EmiliaJarochowska commented 1 week ago

But I would say the scientific case can be added only after we agree on what to do with the points here: https://github.com/MindTheGap-ERC/CarboKitten.jl/issues/64#issuecomment-2388004231

jhidding commented 1 week ago

But I would say the scientific case can be added only after we agree on what to do with the points here: https://github.com/MindTheGap-ERC/CarboKitten.jl/issues/64#issuecomment-2388004231

I think most of those points are addressed in the current tutorial. We can leave point 4 as an exercise (which I'll add). As for point 7, I don't know what you mean by exporting the whole grid.

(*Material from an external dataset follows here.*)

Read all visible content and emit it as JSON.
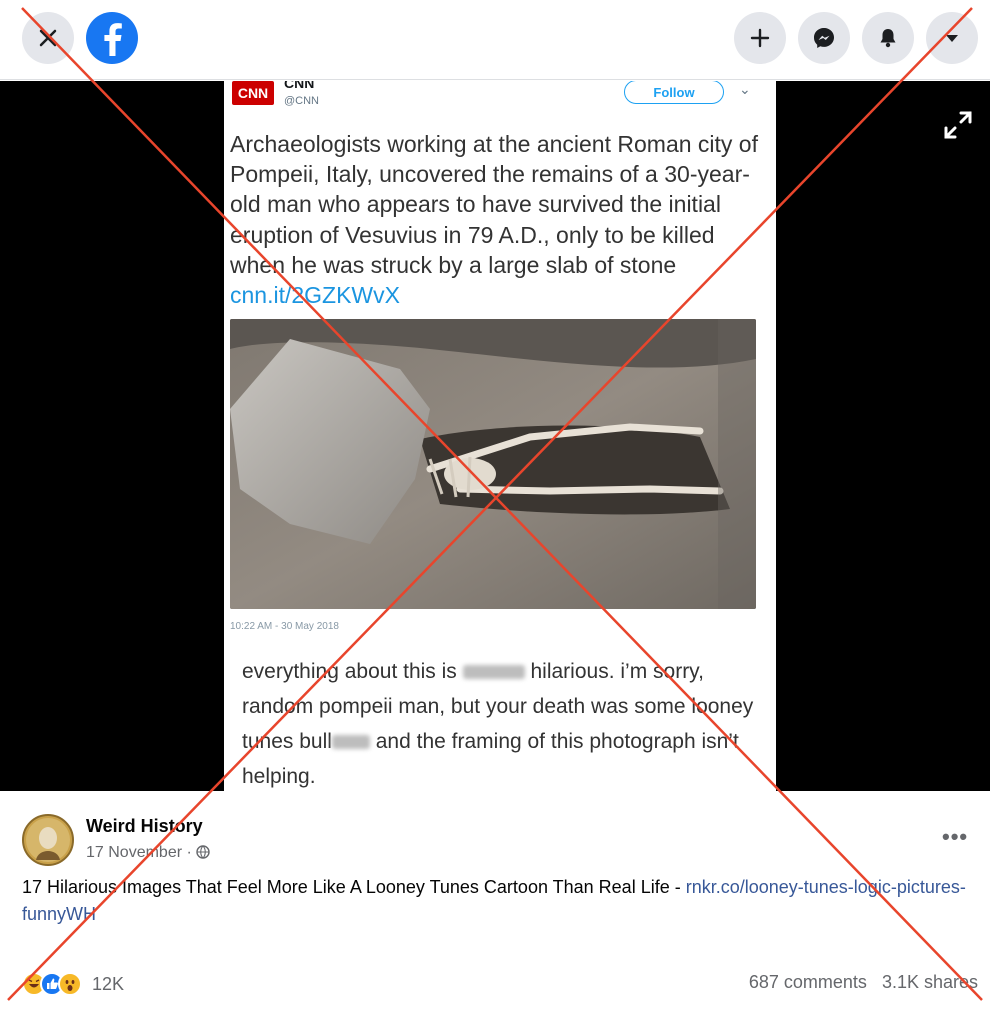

xyl96 commented 1 week ago

I have now added plot stratigraphic column as a exercise. I also added a task of changing facies to produce different shapes of carbonate platform. For the general scientific aim and motivation and Nik's point 3, they should be in the presentation as we discussed this afternoon?

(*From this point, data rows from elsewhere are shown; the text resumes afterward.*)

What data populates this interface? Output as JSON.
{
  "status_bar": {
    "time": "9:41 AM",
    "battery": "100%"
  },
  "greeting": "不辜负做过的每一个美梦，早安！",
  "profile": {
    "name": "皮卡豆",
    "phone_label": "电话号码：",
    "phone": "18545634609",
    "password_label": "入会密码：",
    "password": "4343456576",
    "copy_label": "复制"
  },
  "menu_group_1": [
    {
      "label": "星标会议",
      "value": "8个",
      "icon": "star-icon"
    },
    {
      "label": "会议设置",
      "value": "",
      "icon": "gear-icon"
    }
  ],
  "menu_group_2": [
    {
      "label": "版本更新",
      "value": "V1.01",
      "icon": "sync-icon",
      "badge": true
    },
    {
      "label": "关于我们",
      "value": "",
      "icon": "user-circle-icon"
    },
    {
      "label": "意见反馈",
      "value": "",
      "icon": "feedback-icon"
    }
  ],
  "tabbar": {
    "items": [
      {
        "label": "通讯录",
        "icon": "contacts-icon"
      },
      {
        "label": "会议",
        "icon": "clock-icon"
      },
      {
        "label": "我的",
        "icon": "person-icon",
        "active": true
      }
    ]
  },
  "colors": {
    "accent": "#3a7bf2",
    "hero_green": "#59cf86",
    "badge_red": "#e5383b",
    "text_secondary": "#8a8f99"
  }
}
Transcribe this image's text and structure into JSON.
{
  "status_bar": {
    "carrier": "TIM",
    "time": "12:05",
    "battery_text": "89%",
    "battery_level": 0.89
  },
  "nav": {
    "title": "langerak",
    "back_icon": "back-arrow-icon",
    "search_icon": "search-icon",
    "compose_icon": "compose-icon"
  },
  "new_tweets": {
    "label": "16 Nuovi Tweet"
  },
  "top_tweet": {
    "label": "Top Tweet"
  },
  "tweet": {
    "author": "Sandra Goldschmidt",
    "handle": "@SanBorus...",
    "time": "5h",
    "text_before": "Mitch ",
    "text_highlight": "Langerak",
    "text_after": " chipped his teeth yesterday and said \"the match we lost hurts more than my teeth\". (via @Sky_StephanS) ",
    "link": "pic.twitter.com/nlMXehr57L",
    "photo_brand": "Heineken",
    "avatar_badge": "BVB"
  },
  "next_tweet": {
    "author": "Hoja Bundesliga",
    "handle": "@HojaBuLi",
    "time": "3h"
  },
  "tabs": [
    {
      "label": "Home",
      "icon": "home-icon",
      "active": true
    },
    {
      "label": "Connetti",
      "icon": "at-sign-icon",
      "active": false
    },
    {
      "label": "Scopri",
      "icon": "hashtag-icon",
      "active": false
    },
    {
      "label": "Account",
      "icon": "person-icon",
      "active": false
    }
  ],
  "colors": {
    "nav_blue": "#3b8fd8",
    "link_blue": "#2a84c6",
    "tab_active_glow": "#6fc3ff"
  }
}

jhidding commented 1 week ago

Plotting stratigraphic column is way to hard as an exercise. I replaced it with a library call, but that doesn't leave much for an exercise. I really like the platform morphology task, though I'm afraid that to recreate some of these morphologies needs some additions to the transport model or other changes to CarboKitten itself. This could be fun to look into on the afternoon, or Tuesday!

jhidding commented 1 week ago

I managed to squeeze in an interactive demo, similar to the carbo_explorer. Also some minor improvements.

EmiliaJarochowska commented 1 week ago

I edited at the same time. Resolving conflicts in notebooks is a nightmare. It might be that I destroyed something, but too tired now to continue.

This seemed illogical:

If you downloaded this notebook to an empty directory, using "." would be a good choice. and then

OUTPUTDIR = "../../data/output"

If we tell people to use . then that's what should be in the example.

Btw, initial topography and bedrock elevation are not the same things. What we have in CarboKitten is initial topography (literally) i.e. heights in different grid cells, not bedrock elevation - that is just a height w/r to some arbitrary point on earth.

EmiliaJarochowska commented 1 week ago

I do wonder though what are all these files: Tutorial_Notebook backup 1.jl src/Burgess2013/Production 2.jl src/Burgess2013/Transport 2.jl src/CaProd 2.jl etc

git shows me a lot of gibberish on this branch

jhidding commented 1 week ago

Don't know about most of these. Sometimes Pluto creates a backup file, but only for opened notebooks.

HannoSpreeuw commented 1 week ago

I am simply executing the commands from first_tutorial: I know it's greyed out, but the ambitious user should be able to execute

run_model(Model{ALCAP}, Example.INPUT, "$(OUTPUTDIR)/example.h5")

right? However, that gives:

UndefVarError: `Model` not defined in `Main.var"workspace#28"`

So apparently an import is missing.

jhidding commented 6 days ago

The idea is for people to download the notebook. Have a little patience. In an hour or so, everything should work fine.